HousePattern$bedrooms = as.factor(HousePattern$bedrooms)
ggplot(HousePattern, aes(x=bedrooms, y=price)) + geom_boxplot() + ggtitle("House Price vs. Number of Bedrooms")
Looking at the 2nd quartile of the data, houses with 9 bedrooms held the highest price. However, looking at the overall distribution of the data, houses with 8 bedrooms has the highest price.
HousePattern$bathrooms = as.factor(HousePattern$bathrooms)
ggplot(HousePattern, aes(x=bathrooms, y=price)) + geom_boxplot() + ggtitle("House Price vs. Number of Bathrooms")
The plot define that House prices below 1,000,000 dollars mostly have less than 3 bathrooms, and least houses have bathrooms count higher than 3, ranged in 3.25 and 3.5.
HousePattern$floors = as.factor(HousePattern$floors)
ggplot(HousePattern, aes(x=floors, y=price)) + geom_boxplot() + ggtitle("House Price vs. Number of Floors")

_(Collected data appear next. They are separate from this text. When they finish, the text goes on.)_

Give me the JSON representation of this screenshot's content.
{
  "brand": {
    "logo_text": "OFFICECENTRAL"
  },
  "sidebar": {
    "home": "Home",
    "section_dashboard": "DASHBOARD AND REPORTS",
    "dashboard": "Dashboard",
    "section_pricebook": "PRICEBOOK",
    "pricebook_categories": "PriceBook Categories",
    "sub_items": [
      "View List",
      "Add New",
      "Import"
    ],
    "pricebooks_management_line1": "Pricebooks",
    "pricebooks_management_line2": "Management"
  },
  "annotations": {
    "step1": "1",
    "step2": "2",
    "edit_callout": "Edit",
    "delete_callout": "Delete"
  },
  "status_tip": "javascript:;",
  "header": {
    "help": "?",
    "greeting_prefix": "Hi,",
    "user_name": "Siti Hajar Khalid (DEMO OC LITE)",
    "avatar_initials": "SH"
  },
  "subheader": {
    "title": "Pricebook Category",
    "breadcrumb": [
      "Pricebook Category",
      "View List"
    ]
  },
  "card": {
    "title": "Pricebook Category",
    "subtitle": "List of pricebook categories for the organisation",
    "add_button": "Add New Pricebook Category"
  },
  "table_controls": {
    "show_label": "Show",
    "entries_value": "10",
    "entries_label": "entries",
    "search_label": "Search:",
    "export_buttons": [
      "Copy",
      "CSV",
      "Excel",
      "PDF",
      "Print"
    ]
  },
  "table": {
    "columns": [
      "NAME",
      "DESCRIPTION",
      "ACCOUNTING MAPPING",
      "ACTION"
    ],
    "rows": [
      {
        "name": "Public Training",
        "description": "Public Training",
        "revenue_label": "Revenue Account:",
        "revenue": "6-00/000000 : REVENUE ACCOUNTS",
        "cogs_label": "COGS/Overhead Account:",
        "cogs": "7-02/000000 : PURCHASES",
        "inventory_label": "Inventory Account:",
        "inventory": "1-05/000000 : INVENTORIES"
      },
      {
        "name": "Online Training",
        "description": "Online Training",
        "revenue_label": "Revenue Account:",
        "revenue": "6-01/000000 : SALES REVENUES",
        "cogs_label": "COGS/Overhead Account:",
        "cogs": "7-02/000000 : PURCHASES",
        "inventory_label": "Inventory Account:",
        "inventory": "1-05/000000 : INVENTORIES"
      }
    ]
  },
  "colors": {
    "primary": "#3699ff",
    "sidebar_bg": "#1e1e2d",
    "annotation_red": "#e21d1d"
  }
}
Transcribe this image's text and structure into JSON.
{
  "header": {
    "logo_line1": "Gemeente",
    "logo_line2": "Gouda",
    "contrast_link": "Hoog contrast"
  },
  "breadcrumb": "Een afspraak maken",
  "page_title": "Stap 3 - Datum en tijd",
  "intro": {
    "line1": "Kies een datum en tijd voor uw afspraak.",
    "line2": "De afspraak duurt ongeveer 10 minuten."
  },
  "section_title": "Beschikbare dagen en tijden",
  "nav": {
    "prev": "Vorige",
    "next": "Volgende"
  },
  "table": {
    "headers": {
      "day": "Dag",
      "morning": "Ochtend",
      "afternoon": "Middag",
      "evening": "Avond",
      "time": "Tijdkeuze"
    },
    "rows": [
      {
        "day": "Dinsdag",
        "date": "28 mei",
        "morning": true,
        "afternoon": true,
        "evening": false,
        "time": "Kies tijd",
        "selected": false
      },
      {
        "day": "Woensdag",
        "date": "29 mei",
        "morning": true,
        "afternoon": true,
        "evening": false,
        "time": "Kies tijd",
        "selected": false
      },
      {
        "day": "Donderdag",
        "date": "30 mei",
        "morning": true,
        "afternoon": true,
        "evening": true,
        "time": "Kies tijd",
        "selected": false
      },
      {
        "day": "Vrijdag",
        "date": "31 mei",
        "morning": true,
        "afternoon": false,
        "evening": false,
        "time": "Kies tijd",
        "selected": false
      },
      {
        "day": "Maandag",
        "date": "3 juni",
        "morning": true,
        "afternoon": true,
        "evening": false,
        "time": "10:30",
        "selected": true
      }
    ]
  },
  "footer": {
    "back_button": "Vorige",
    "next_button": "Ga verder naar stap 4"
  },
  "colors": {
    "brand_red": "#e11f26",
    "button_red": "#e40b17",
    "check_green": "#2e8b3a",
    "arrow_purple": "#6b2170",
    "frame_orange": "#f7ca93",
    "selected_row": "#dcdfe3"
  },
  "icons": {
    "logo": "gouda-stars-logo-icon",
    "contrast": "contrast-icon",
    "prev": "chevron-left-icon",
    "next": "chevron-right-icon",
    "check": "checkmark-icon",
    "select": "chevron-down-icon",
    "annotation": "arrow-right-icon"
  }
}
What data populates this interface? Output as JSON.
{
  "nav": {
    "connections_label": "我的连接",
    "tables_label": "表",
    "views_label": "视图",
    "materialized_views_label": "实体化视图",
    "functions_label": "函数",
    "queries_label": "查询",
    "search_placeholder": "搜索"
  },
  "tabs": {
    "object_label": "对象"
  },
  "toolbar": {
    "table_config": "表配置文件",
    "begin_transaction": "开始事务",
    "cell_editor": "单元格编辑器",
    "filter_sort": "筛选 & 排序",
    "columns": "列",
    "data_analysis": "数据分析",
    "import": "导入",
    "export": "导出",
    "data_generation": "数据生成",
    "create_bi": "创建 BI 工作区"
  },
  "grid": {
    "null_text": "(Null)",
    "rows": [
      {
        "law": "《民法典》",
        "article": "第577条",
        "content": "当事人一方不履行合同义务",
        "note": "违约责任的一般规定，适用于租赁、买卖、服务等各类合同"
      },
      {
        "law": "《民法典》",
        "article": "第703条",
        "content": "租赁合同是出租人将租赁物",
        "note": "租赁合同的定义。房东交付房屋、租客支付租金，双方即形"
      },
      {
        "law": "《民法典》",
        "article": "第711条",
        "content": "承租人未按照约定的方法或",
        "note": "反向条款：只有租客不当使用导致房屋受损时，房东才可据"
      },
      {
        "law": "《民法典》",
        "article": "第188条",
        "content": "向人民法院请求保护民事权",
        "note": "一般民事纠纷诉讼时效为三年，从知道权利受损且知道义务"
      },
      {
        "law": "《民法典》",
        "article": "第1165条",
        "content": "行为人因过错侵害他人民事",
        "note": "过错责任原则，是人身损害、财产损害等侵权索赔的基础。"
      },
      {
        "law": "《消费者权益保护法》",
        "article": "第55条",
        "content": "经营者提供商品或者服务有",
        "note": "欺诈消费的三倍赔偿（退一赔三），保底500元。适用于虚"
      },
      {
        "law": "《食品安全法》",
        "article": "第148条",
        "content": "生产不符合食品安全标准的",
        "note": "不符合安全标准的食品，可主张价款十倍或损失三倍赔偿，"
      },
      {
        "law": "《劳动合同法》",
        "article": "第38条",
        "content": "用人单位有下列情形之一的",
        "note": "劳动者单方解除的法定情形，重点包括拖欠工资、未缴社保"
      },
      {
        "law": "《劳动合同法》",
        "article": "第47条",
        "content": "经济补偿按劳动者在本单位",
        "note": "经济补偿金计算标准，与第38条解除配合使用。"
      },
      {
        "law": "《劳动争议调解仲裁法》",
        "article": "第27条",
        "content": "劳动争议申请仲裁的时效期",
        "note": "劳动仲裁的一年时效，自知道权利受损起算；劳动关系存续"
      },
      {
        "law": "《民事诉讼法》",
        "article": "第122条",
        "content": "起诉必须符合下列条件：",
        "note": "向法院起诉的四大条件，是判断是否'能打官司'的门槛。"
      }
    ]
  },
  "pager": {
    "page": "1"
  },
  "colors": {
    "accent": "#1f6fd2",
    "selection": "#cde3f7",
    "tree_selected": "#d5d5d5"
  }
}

The result above shows that a house with a 2.5 floor has the highest price when compared to other floor levels.
HousePattern$waterfront = as.factor(HousePattern$waterfront)
ggplot(HousePattern, aes(x=waterfront, y=price)) + geom_boxplot() + ggtitle("House Price vs. Number of Waterfront")
The result above shows that houses with a waterfront demand a higher house price than houses without a waterfront.
HousePattern$condition = as.factor(HousePattern$condition)
ggplot(HousePattern, aes(x=condition, y=price)) + geom_boxplot() + ggtitle("House Price vs. House Condition Rating")
Houses with conditions at levels 3, 4, and 5 are more expensive than houses with conditions at levels 1 or 2. The houses condition at level 5 is the most expensive.
HousePattern$grade = as.factor(HousePattern$grade)
ggplot(HousePattern, aes(x=grade, y=price)) + geom_boxplot() + ggtitle("House Price vs. House Grade")
The plot above shows a positive correlation between the house price and the house grade variables. It can be concluded that the higher the grade of a house, the higher the price of the house.
HousePattern$isRenovated <- as.logical(HousePattern$yr_renovated)
ggplot(HousePattern, aes(x=isRenovated, y=price)) + geom_boxplot() + ggtitle("House Price vs. is Renovated")
Renovated houses are likely to have a higher price compare to Non-Renovated houses.
mapview(HousePattern, xcol = "long", ycol = "lat", zcol = "price", crs = 4269, grid = FALSE)